– Алё, Нина? – раздался в трубке голос Юрия Львовича.

– Нет, это я, Тимошка, – чуть не плача от волнения, проговорил мальчик и оглянулся на Нину Павловну.

Она дала ему знак рукой: «разговаривай», и он, поощрённый её разрешением, уже более уверенным голосом спросил:

– Юрий Львович, что с дядей Петей?

А потом не удержался и предательски шмыгнул носом.

– Жив, – коротко ответил Юрий Львович, – это всё, что пока удалось узнать.

Тимошка отдал трубку Нине Павловне и, обессиленный, словно из него все косточки вынули, побрёл в свою комнату. Ну как же так? Как дядя Петя мог заболеть? Он же сильный, отменного здоровья! Он сам объяснял, что врачи редко болеют.

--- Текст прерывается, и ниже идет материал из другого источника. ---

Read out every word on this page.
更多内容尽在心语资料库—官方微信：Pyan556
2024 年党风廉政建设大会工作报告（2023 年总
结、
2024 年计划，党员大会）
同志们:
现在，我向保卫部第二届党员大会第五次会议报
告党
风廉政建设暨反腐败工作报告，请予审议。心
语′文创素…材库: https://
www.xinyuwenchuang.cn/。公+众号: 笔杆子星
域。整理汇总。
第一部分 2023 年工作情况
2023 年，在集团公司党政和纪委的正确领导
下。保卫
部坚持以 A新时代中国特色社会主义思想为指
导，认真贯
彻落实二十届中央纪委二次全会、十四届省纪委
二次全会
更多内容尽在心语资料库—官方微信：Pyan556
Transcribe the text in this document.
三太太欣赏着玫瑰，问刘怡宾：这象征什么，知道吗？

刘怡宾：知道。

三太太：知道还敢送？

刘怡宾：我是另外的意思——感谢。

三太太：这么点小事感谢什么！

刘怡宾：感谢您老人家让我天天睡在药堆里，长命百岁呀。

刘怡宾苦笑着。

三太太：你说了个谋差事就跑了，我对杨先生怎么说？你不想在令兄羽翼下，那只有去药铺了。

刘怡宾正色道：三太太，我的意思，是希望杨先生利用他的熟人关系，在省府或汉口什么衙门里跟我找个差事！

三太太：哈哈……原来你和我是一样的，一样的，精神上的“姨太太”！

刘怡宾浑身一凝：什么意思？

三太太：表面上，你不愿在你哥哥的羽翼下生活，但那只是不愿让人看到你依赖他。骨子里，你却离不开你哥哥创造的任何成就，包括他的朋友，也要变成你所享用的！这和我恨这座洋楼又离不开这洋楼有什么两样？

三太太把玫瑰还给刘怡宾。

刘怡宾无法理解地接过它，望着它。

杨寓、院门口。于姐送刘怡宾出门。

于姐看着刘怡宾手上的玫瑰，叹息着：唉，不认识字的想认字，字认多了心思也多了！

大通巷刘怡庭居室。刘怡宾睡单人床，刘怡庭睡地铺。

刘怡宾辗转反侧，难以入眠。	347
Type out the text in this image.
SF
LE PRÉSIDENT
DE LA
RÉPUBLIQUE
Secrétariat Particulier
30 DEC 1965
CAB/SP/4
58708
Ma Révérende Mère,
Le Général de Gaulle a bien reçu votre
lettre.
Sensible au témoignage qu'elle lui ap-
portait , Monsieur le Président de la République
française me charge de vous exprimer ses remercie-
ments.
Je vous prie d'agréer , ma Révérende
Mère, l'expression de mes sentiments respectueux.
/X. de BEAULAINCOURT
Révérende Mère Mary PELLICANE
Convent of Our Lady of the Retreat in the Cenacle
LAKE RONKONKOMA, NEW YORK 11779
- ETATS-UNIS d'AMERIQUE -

Тимошка сел за письменный стол и обхватил руками голову, но напряжение не отпускало его. Он медленно открыл крышку хрустальной чернильницы, обмакнул тонкое пёрышко длинной костяной ручки и стал писать, стараясь выводить буквы как можно ровнее:

Дорогой, любимый батюшка, дядя Петя!

Я люблю тебя и каждую минуточку молю

Бога о твоём драгоценном здравии.

Поправляйся, пожалуйста, дорогой батюшка.

Много раз тебе кланяюсь.

Навсегда твой сын Тимофей Петров.

Он наклонил голову, ещё раз перечитал своё коротенькое послание и решительной рукой добавил к своей фамилии ещё одно слово: «Петров – Мокеев».

Пусть дядя Петя поймёт, как он его почитает. Что бы ни случилось, он, Тимошка, всегда будет ему верным и любящим сыном.

После письма для Петра Сергеевича на душе у Тимошки чуть посветлело, и он решил написать послание ещё и князю Езерскому, раз смешная бабулька Досифея Никандровна взялась переправить его адресату. Он немного подумал, как правильнее начать, переложил лист бумаги поудобнее и написал:

Ваше сиятельство, князь Всеволод Андреевич, дорогой Сева!

Кланяется тебе твой верный друг Тимошка Петров, сын Николаев.

Покорно благодарю тебя за твой подарок – книгу про животных Африки.

Я читаю её каждый день и уже дочитал до жирафа.

У меня большое горе – заболел холерой мой названный батюшка, дядя Петя.

Помолись, пожалуйста, за его здравие.

А ещё сегодня умер мой больной. Он был вор, и у него отрезало поездом ноги.

А ещё я познакомился с бабкой Досифеей Никандровной.

Она принесёт тебе это письмо.

Скучаю по тебе. Храни тебя Господь.

Навсегда твой Тимофей Петров-Мокеев.

Тимошка тщательно промокнул письмо тяжёлым пресс-папье, украшенным медной шишечкой, и удовлетворённо свернул оба письма.

«Бабка Досифея сказала, что её всегда можно найти в больничном дворе, – припомнил он, – значит, завтра, в крайнем случае послезавтра, князь Сева получит это письмо. А если будет в настроении, то отпишет ответную записочку».

Порыв ветра ворвался в приоткрытое окно, и Тимошка вздрогнул от резкого удара грома. Гроза. Весёлый дождь забарабанил по кирпичной стене дома, стекая ручьями с покатой крыши в подставленные под водостоки дождевые бочки, и почти сразу же, прорывая тучи яркими лучами, засияло весёлое солнце, а над городом повисли две радуги.

«Хороший знак, – сам себе сказал Тимошка и улыбнулся. – Радуга – это к добру».

Этот вечер в доме Арефьевых, окрашенный заботой о здоровье Петра Сергеевича, прошёл необычайно тихо. Казалось, даже самовар на небольшом столике около окна пыхтел и свистел не так радостно, как обычно. Тимошке было приятно, что хозяева разделяют его тревогу об отце, но в то же время и беспокойно: а ну как положение серьёзнее, чем ему говорят, и Арефьевы знают что-то такое, о чём он даже не догадывается.

Тимофей долго сидел рядом с Танюшей, произнося в её кулачок несложные словечки и давая ей потрогать разные предметы. Она уже знала слова «яблоко» и «груша» и уверенно нащупывала эти фрукты среди других, лежащих в пологой серебряной вазе.